Doch an dem kalten Winterabend war der Vater nicht zum Geschichtenerzählen aufgelegt. Weil er von seinem angenommenen Sohn sowenig wußte, wie der von seinem Stiefvater, fragte er: „Mama sagt, du warst bei Kriegsende in Österreich bei der Wlassowarmee. Wie bist du denn dort hingekommen?“

Kann man jemandem erzählen, wie es war, als es war? Wenn eine Gegenwart Vergangenheit geworden ist, vermag sie künftig, also in einer vorausliegenden anderen Gegenwart, nur dann Gestalt im Sinne von Verstehbarkeit, Sinn eben, annehmen, wenn der Zuhörer das erzählte Stück Lebensreise als selbst erlebt und erlebbar anzunehmen gewillt und in der Lage ist. Weil Bruno wußte, was es heißt, als Befehlsunterworfener machtlos von Situation zu Situation gedrängt oder geschoben zu werden, erkannte er in Rudolfs folgender Geschichte ein Abbild seiner eigenen persönlichen Odyssee.

Nach der vierundzwanzigstündigen Fahrt durch das von Tieffliegern beherrschte, schon fast ohnmächtige Deutschland die mitternächtliche Ankunft in Unna und die Fahrt mit dem Kurierkübel zur Funkerkaserne. Den dreitägigen Aufenthalt in Zivil in der Kurierstube der Kaserne wollte er zuerst einfach nicht glauben: „Du hast volle drei Tage als Zivilist unerkannt und unentdeckt in einer großen Kaserne gelebt?“ Der preußische Unteroffizier in ihm, der er ja leibhaftig einmal war, sträubte sich vehement gegen solch eine organisatorische Schlamperei. „Und wovon hast du in dieser Zeit gelebt? Du mußtest doch etwas essen?“ Die im gleichen Raum untergebrachten Kuriere, die fast ausnahmslos nie länger als einen Tag blieben, empfingen morgens beim Verpflegungsbullen im Keller so riesige Portionen Kommißbrot, Butter oder Schmalz, Jagdwurst und Kunsthonig, und sie teilten ihre Rationen freigiebig mit dem „Jungen“, fast stereotyp argumentierend: „Mensch, du könntest doch mein eigener Sohn sein“, denn es waren durchweg gestandene Landser, „Stabsgefreite“, Rückgrad der Armee.

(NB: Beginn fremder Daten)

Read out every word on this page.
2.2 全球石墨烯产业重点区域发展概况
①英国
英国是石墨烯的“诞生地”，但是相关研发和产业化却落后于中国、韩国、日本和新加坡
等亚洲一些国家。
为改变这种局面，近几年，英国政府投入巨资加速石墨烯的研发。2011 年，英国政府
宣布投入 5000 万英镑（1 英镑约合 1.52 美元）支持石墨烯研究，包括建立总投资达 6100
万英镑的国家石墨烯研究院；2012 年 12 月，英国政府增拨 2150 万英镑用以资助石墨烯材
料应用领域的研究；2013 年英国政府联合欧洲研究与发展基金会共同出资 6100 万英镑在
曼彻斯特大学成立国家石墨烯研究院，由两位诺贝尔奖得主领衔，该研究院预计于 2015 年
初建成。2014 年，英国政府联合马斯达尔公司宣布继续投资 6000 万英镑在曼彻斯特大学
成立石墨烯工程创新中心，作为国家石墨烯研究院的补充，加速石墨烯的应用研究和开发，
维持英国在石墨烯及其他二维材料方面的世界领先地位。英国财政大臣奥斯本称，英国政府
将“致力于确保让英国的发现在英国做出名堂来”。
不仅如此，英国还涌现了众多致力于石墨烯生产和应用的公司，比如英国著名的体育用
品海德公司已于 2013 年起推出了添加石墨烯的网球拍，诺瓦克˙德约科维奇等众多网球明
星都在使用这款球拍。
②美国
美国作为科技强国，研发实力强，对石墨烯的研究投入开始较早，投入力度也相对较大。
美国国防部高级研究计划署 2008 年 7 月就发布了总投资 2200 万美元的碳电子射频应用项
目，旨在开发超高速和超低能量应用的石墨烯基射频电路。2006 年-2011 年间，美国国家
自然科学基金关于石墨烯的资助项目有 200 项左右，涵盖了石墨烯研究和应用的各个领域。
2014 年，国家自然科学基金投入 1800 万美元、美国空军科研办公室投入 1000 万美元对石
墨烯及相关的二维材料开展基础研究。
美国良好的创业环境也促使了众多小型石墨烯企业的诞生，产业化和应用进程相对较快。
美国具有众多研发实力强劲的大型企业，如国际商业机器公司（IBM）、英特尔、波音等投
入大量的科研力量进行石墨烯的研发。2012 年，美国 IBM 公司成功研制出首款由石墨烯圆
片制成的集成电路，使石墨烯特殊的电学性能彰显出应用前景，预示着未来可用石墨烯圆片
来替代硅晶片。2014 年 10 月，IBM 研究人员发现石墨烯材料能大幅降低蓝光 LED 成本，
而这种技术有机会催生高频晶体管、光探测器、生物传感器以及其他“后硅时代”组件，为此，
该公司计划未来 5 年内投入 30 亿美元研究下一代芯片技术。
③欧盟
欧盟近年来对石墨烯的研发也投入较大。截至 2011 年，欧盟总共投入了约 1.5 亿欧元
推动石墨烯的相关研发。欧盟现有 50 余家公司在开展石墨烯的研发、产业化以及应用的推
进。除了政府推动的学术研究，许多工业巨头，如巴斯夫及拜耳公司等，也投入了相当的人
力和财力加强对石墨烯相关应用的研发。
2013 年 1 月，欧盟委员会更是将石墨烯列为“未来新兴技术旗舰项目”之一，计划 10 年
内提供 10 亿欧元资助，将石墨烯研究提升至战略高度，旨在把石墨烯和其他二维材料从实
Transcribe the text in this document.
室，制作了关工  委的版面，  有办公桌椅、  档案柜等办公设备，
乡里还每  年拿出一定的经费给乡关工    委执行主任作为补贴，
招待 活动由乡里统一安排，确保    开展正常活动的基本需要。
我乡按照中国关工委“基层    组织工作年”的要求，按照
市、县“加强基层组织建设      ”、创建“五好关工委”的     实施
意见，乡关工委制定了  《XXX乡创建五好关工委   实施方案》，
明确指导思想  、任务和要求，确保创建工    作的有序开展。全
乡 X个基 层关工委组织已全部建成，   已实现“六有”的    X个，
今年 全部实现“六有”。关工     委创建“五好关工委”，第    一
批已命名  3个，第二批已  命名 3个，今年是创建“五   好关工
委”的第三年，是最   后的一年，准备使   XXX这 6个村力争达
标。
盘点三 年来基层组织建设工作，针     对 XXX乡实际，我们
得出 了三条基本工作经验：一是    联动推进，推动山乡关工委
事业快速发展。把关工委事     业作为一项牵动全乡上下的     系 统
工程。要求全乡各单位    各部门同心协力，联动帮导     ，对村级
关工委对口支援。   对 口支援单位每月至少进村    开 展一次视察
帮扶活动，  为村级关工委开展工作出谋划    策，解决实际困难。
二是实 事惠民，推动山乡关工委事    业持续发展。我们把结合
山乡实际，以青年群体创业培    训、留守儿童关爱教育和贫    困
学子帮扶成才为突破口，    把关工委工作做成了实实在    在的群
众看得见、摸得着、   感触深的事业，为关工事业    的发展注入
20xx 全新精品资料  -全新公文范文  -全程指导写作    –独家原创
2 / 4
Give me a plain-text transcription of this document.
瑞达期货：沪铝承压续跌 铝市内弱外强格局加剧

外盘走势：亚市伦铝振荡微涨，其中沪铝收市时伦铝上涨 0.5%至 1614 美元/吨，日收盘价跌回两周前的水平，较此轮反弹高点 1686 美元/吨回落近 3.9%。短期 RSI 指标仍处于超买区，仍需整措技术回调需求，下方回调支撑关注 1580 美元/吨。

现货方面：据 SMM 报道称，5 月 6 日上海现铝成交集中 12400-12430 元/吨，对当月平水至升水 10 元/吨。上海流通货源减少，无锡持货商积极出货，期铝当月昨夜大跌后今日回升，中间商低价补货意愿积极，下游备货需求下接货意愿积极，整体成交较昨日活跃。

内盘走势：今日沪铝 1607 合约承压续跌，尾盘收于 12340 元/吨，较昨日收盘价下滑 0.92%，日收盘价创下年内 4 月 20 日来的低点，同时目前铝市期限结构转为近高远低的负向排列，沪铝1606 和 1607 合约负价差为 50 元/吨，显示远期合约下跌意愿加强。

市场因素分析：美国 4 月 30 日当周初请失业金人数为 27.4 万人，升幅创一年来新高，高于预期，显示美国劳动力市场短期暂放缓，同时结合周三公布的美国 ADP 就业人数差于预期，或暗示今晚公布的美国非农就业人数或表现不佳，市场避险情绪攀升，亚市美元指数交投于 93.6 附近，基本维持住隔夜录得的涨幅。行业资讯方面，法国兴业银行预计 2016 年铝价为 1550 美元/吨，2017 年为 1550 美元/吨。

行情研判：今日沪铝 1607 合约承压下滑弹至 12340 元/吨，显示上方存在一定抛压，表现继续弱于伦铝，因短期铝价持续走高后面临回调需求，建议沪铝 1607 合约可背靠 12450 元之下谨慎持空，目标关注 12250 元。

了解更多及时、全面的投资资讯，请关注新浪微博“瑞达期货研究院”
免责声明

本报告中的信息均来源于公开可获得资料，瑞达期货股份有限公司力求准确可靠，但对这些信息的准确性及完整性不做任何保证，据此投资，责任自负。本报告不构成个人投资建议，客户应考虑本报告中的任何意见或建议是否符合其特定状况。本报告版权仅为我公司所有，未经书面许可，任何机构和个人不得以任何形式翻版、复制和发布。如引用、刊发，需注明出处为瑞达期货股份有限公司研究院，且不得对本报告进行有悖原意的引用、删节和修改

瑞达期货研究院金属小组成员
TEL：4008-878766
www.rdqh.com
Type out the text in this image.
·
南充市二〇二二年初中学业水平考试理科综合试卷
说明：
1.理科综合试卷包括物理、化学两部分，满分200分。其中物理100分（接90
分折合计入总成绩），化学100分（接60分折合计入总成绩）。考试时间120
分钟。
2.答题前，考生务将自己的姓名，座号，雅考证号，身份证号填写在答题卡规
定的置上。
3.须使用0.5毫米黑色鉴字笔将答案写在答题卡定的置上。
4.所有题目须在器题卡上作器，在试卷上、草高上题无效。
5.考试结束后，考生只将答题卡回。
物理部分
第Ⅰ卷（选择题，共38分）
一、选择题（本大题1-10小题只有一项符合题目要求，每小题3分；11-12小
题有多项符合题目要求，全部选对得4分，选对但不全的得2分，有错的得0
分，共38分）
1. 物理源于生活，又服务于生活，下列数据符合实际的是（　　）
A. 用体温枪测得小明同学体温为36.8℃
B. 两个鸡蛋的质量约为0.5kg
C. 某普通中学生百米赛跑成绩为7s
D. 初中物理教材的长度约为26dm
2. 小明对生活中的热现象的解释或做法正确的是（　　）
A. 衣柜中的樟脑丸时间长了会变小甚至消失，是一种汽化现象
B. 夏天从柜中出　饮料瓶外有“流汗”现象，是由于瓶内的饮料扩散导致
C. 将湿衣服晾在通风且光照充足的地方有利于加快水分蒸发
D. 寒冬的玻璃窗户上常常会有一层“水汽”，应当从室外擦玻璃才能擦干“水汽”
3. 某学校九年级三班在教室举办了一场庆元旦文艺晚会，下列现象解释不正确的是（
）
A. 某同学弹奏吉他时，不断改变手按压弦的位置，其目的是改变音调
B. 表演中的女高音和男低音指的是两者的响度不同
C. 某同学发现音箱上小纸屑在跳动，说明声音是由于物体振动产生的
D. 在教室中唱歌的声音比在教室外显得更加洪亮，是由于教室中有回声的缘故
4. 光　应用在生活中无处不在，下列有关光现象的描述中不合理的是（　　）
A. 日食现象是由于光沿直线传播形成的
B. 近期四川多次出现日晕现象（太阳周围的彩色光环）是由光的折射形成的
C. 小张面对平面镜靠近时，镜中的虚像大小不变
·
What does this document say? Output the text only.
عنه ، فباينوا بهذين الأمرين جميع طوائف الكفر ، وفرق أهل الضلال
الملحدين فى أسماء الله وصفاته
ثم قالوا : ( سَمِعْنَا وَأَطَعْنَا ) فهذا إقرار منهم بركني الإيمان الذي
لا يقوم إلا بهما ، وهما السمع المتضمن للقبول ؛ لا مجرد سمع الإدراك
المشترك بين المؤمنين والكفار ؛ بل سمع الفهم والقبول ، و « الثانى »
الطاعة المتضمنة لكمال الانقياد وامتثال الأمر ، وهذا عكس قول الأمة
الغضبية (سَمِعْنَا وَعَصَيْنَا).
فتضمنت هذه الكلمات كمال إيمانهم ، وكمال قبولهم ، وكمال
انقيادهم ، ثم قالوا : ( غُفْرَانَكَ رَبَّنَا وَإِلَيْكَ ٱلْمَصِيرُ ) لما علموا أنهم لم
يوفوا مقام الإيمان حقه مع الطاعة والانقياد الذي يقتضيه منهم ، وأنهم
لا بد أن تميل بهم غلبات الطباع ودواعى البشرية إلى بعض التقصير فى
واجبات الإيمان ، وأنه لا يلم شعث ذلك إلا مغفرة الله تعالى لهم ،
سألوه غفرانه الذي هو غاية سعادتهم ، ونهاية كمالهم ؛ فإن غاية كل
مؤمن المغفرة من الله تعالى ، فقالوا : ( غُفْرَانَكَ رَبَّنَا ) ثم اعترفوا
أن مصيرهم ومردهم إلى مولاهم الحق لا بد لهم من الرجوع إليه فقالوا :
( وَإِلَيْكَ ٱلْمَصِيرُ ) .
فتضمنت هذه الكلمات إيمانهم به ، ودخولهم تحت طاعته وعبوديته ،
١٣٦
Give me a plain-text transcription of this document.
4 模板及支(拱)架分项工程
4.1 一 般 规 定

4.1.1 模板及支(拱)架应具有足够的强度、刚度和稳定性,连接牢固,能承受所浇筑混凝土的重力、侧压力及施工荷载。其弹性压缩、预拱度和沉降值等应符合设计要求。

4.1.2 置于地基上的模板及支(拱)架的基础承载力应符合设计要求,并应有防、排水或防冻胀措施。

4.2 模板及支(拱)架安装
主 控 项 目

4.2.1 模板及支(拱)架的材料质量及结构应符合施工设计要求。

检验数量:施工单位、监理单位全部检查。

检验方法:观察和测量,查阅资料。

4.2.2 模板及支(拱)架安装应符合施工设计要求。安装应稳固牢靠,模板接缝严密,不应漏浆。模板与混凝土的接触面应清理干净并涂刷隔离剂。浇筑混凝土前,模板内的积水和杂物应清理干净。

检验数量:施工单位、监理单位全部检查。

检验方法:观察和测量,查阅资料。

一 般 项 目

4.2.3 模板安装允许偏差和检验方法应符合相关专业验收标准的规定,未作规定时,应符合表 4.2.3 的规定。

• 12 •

Mit unverfrorener Schlitzohrigkeit bestärkten sie ihn in seiner abwartenden Haltung trotz der damit verbundene Ungewißheit: „Mensch Junge, nur nicht fickrig werden; wenn sie dich brauchen, werden sie dich hier schon finden und holen. Beim Barras nur niemals vordrängen und bloß keine Eigeninitiative, es sei denn der eigene Arsch sei akut in Gefahr. Also immer hübsch langsam mit die jungen Pferde!“

Also wartete Rudolf ab und schaute den ebenso geduldig wartenden Kurieren beim Skatspielen oder Pokern zu. Die Kurierstube lag mit der benachbarten Toilette im Parterre hinter einer doppelflügeligen Windfangtür, so daß das
Kasernenleben unaufdringlich an diesem Hort der Ruhe vorbeirauschte. Auf die Toilette ging er vorsichtigerweise möglichst nur nachts. Problematisch waren die regelmäßigen Fliegeralarme und die damit verbundene lautstarke Aufforderung im Flurlautsprecher: „Alle Mann auf Alarmposten oder in den Luftschutzkeller.“ Die Kuriere winkten nur lässig ab: „Wir bleiben hier. Im Keller des Verpflegungsbullen sind wie auch nicht sicherer, und in die Splittergräben gehen wir schon mal gar nicht.“ Rudolf konnte dies mühelos nachvollziehen.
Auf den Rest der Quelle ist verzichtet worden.